In July 2019, the Pakistani Senate passed two reforms demanded by the FATF, but Pakistani authorities then sought to utilise this symbolic action to shield themselves from demands for a more substantive crackdown on terror support.

After getting the most recent FATF extension in October 2020, Pakistan again took symbolic action to address some concerns, while leaving others unaddressed.

An anti-terrorism court sentenced Hafiz Saeed, one of those involved in the Mumbai attack, to ten years in prison for two terror-financing cases.

A court also sentenced two close aides, Zafar Iqbal and Yahya Mujahid, to ten and a half years each and Saeed's brother-in-law Abdul Rehman Makki to six months imprisonment.

As the FATF again prepares to meet in February 2021 to assess Pakistani progress, Khan's government now goes down the rabbit hole of conspiracy.
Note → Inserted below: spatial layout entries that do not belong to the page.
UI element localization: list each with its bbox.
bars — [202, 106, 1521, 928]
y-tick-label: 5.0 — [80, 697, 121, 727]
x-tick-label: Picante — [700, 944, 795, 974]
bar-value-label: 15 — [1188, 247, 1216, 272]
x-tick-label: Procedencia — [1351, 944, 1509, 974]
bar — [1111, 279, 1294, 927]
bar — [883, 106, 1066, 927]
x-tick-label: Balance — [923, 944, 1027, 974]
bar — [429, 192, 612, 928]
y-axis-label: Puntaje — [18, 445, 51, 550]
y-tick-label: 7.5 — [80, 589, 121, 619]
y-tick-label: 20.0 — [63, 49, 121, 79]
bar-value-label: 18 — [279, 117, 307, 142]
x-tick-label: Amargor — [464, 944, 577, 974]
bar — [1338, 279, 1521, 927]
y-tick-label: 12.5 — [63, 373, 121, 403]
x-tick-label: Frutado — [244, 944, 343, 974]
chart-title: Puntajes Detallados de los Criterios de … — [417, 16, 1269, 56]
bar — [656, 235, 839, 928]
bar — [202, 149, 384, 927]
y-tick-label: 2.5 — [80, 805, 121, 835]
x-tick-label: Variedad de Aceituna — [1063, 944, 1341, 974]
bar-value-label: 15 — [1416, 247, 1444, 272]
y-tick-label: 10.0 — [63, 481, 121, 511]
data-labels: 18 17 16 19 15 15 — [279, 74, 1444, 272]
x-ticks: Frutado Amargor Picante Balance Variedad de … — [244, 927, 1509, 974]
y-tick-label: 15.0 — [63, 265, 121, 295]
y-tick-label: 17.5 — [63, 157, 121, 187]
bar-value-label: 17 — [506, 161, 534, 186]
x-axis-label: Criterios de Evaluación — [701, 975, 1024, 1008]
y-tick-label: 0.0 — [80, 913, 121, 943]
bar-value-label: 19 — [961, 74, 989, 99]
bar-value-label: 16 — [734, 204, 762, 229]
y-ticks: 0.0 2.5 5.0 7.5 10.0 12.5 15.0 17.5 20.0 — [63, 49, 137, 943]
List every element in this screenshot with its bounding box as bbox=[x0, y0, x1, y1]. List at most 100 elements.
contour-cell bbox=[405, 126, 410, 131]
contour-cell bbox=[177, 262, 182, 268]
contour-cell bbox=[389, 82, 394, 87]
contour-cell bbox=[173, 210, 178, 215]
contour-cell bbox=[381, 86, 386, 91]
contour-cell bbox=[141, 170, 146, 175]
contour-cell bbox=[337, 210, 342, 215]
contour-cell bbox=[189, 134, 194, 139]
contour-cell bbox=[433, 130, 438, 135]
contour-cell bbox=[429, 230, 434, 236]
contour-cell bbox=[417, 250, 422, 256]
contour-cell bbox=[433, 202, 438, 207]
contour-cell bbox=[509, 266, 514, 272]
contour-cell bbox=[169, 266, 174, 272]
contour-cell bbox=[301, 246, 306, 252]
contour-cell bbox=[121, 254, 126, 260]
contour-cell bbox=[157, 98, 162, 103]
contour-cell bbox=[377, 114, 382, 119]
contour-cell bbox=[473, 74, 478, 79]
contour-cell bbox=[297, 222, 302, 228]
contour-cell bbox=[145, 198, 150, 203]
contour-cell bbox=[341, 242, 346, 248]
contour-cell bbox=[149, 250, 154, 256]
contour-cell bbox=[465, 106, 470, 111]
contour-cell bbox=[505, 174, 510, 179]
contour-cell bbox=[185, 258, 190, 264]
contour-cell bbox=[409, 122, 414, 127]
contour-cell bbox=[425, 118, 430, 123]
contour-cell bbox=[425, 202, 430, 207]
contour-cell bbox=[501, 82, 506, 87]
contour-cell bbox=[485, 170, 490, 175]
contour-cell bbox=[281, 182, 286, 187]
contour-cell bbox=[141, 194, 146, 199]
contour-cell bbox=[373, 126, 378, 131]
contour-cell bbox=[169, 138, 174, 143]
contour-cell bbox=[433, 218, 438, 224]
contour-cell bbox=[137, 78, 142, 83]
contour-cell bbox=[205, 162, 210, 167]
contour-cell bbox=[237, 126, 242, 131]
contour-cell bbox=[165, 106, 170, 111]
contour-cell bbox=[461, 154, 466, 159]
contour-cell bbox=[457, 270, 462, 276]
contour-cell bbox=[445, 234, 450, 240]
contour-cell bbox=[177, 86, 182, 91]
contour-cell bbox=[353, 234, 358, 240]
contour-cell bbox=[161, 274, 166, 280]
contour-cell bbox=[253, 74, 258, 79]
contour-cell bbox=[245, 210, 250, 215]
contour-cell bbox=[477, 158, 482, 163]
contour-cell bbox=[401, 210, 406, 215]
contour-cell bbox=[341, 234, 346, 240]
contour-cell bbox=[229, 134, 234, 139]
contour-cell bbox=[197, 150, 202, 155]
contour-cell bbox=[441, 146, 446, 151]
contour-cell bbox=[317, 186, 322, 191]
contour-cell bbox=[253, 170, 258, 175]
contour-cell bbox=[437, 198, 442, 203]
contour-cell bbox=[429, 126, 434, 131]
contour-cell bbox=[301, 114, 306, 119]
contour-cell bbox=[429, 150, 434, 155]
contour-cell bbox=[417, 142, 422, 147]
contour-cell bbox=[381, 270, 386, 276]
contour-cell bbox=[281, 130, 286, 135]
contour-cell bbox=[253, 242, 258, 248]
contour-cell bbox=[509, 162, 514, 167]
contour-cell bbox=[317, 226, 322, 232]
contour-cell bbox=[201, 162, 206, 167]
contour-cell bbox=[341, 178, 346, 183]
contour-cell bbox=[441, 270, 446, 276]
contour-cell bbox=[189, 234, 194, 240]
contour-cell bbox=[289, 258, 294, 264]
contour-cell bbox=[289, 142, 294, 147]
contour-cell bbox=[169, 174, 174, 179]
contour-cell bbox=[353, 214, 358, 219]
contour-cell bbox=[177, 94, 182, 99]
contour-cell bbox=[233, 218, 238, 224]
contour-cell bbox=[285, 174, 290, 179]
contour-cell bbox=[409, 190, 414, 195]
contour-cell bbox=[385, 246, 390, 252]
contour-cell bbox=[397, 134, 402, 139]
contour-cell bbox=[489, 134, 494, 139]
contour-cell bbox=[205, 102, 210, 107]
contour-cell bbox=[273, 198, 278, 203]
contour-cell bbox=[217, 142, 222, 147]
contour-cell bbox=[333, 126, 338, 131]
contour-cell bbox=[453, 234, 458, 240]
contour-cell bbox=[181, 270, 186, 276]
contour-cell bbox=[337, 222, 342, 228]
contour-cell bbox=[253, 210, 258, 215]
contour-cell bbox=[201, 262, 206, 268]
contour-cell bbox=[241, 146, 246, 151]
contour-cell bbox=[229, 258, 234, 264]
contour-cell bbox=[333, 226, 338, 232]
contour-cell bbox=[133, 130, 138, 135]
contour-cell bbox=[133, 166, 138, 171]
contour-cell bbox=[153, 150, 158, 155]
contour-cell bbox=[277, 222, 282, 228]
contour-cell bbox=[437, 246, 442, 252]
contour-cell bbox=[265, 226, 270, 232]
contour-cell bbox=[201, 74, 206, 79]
Pakistan has produced a dossier alleging that India is the true state-sponsor of terrorism and most US- and UN-designated terror groups operating inside Pakistan reported The National Interest.
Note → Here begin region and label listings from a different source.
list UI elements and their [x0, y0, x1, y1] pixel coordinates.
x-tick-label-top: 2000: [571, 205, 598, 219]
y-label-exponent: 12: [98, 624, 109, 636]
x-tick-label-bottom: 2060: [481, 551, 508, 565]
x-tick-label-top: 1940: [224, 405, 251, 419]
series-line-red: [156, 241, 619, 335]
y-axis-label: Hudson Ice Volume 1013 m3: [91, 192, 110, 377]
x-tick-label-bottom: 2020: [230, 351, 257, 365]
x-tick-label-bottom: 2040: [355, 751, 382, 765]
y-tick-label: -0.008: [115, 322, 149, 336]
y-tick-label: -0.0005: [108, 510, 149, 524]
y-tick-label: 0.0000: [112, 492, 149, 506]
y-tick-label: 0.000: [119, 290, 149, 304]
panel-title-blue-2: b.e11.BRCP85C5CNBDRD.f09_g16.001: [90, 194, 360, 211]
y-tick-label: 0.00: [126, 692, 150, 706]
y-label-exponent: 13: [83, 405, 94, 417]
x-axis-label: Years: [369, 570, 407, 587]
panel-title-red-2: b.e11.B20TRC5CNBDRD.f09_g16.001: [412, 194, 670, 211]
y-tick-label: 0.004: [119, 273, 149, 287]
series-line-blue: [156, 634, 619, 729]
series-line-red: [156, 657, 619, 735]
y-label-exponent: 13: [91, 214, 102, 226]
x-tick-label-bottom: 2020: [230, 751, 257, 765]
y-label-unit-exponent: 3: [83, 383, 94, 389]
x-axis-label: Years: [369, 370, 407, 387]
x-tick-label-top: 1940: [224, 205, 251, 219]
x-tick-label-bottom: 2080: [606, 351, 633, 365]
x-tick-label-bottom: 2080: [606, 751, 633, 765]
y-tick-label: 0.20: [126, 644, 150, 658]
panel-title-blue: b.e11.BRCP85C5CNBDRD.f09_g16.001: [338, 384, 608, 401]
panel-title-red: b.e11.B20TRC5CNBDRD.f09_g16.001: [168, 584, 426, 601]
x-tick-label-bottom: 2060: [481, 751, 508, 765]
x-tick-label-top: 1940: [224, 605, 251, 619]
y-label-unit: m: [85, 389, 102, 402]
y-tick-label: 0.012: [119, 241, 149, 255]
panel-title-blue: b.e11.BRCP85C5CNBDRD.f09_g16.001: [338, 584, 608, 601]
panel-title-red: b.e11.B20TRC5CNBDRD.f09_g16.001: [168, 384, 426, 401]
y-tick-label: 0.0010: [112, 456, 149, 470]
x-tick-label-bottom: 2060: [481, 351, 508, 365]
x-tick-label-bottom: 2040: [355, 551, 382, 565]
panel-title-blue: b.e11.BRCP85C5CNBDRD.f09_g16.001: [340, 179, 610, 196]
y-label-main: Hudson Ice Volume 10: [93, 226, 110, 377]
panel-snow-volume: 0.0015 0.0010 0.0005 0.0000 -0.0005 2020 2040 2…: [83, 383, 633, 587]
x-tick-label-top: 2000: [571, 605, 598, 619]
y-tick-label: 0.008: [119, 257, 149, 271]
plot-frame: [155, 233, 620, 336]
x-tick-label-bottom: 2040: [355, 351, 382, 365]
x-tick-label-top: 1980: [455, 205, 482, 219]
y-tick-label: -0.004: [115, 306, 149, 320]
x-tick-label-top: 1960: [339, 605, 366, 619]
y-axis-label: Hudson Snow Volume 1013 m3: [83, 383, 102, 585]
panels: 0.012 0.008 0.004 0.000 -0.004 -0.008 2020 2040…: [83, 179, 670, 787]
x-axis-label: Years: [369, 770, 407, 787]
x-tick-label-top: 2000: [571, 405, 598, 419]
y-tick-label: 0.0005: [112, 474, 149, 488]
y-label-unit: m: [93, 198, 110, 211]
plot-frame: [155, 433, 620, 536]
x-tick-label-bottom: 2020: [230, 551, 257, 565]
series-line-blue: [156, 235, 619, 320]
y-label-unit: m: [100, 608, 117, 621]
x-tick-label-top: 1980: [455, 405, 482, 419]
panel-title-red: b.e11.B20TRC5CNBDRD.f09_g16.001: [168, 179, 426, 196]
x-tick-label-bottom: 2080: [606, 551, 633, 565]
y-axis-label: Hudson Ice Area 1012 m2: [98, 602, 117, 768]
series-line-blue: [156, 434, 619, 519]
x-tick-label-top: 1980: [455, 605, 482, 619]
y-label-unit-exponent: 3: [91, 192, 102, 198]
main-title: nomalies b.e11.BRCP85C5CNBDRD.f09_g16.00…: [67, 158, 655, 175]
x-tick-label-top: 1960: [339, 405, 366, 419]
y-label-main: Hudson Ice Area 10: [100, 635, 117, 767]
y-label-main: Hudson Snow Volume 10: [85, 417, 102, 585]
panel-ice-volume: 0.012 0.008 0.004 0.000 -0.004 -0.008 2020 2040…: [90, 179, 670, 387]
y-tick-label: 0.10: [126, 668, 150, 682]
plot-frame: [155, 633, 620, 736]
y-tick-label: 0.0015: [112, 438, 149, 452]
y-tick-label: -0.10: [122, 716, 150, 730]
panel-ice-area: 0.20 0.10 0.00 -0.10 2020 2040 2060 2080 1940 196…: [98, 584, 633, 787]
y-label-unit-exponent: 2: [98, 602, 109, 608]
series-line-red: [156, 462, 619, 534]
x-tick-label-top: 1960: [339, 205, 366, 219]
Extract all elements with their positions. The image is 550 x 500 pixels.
The opinion piece by Rubin, says that the Pakistani government's long indulgence of political Islamism at the expense of the fabric of Pakistan's own society has led to creating a Frankenstein that is now not under their control.

The Pakistani military may have believed it could encourage radical Islamism to patch together divergent ethnic identities after the loss of Bangladesh, but it simply traded one problem for another.

Biden now has to decide on Pakistan so that it cannot avoid FATF blacklisting without actually addressing its core problems, i.e. financing terror. This, in turn, will determine whether the FATF can continue to be a credible body.

Moreover, the forthcoming US withdrawal from Afghanistan in the face of Taliban insurgency underscores how insincere Islamabad remains, reported The National Interest.

Biden talks like an internationalist, but at stake are not only accountability for Pakistan's terror complacency, but also the legitimacy of the FATF itself, said Rubin.